If you are implementing symbolic links, there are some additional points to take note of. If filename refers to a symbolic link, that link does not point to an existing object, and O_CREAT is specified, a new file is created at the name the link points to. However, if in this case both O_CREAT and O_EXCL are specified, open fails with EEXIST. These semantics are a nuisance to implement but important for correct functioning.

open (like all system calls) should be atomic. It is important for the handling of O_EXCL in the destination directory to be atomic. Note, however, that in practice looking up directories that contain .. is usually not quite atomic.

Return Values

On success, open returns a nonnegative file handle. On error, -1 is returned, and errno is set according to the error encountered.


The following error codes should be returned under the conditions given.
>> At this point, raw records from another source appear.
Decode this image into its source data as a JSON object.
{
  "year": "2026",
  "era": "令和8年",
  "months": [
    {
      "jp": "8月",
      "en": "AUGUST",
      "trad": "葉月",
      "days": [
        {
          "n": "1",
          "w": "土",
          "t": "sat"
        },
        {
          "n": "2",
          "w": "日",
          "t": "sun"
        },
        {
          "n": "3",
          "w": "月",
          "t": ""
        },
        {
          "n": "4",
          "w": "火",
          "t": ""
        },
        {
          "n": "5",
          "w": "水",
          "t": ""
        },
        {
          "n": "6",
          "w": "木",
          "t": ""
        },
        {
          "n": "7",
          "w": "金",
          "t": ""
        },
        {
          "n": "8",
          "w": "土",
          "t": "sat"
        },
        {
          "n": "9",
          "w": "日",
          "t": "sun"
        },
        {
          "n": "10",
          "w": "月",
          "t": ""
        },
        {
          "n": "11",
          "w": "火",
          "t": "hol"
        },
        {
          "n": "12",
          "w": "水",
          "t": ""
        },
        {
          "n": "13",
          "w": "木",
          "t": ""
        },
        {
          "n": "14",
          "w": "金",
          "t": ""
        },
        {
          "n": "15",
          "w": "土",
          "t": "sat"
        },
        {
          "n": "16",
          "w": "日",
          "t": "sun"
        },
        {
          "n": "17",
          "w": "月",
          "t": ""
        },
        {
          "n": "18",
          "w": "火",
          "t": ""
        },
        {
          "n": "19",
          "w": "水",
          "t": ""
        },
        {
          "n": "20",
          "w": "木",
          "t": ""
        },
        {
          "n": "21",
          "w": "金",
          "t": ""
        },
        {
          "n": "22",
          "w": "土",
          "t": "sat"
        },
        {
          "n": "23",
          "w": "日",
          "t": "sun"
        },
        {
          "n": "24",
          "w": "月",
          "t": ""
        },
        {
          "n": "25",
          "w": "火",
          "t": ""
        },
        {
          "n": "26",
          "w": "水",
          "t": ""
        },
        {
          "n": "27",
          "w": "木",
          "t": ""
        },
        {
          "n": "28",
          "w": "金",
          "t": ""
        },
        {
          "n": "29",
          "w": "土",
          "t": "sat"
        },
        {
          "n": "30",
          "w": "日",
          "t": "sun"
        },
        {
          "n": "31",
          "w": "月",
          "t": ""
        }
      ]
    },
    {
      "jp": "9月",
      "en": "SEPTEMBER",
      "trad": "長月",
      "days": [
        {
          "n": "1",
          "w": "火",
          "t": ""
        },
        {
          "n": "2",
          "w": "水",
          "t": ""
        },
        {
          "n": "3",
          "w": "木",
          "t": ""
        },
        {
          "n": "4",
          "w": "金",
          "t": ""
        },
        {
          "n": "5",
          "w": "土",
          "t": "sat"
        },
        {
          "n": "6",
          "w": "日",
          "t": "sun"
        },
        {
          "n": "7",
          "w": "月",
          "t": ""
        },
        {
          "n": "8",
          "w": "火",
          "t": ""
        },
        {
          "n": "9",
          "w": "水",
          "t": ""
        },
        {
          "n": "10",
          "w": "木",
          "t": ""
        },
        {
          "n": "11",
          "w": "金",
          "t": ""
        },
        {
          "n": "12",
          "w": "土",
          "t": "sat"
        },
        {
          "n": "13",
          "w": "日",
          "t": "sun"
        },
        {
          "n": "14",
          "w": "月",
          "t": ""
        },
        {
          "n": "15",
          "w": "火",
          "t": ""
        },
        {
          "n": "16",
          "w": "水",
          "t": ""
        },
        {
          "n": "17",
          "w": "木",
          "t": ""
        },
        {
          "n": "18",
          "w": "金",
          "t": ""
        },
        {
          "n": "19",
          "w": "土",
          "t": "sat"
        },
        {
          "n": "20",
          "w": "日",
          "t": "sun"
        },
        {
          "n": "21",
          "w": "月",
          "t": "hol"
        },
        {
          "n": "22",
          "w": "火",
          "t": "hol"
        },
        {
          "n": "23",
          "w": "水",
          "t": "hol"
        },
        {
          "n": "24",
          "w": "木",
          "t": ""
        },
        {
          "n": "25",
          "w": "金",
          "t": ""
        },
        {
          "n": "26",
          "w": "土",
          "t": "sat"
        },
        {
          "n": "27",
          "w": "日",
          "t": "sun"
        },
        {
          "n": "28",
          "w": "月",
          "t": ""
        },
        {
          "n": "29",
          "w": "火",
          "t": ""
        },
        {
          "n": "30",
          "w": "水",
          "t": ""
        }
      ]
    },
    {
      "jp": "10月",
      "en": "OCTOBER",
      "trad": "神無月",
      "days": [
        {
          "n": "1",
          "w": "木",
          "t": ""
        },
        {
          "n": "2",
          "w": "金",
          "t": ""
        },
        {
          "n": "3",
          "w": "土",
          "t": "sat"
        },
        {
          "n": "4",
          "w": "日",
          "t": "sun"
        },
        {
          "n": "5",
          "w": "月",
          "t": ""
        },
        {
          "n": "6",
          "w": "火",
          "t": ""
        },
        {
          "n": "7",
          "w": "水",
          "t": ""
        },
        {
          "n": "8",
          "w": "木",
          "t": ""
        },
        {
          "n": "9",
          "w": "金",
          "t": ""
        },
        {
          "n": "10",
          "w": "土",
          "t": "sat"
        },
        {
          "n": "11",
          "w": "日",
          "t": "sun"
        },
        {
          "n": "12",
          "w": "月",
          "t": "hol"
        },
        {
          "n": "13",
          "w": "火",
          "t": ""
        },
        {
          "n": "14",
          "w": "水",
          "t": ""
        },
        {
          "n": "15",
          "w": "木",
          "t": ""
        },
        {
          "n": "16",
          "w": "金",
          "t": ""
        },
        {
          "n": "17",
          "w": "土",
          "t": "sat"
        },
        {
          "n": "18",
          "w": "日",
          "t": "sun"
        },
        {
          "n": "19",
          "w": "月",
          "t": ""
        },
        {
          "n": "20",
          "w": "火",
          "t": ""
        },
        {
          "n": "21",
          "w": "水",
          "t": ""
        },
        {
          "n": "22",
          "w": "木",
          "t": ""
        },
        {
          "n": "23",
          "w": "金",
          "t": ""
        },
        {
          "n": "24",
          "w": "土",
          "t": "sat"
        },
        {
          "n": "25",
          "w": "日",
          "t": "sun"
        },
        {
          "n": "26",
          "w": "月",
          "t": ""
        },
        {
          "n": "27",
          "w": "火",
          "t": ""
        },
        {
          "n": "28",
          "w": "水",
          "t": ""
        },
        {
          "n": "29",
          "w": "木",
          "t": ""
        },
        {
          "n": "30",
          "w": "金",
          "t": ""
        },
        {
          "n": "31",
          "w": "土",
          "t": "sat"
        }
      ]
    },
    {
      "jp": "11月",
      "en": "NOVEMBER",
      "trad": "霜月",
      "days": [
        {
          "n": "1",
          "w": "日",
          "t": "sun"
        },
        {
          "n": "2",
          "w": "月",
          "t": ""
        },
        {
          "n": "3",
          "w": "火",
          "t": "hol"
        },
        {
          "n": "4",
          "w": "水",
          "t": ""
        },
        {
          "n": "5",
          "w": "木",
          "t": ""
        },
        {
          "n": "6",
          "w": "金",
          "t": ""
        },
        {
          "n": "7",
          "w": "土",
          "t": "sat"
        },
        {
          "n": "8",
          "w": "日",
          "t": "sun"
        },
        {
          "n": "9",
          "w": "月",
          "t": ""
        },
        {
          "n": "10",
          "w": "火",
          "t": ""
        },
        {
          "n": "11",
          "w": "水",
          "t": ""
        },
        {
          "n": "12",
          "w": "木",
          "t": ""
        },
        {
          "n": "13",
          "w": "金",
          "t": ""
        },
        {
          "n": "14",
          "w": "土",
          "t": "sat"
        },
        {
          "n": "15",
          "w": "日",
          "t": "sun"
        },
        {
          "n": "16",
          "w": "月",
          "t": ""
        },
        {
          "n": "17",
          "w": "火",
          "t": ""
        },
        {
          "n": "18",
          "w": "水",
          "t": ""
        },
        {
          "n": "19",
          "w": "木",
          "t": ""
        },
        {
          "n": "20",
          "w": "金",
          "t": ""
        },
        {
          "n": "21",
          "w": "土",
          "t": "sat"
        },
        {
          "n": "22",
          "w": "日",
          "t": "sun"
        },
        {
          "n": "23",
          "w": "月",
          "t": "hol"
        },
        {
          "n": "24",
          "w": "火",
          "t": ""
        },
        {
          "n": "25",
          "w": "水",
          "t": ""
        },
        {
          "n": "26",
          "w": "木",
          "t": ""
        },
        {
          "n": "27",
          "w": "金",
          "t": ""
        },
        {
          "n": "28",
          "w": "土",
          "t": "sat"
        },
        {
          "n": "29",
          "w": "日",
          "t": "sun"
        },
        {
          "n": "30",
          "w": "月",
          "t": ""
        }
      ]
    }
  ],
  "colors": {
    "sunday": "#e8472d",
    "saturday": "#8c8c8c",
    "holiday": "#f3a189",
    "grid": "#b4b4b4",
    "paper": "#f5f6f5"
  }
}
Other error codes may be returned for other cases not mentioned here.
  ENODEV The device prefix of filename did not exist.
ENOTDIR A non-final component of filename was not a directory.
ENOENT A non-final component of filename did not exist.
ENOENT The named file does not exist, and O_CREAT was not specified.
EEXIST The named file exists, and O_EXCL was specified.
EISDIR The named object is a directory, and it was to be opened for writing.
EMFILE The process's file table was full, or a process-specific limit on open files was reached.
ENFILE The system file table is full, if such a thing exists, or a system-wide limit on open files was reached.
ENXIO The named object is a block device with no filesystem mounted on it.
ENOSPC The file was to be created, and the filesystem involved is full.
EINVAL flags contained invalid values.
EIO A hard I/O error occurred.
EFAULT filename was an invalid pointer.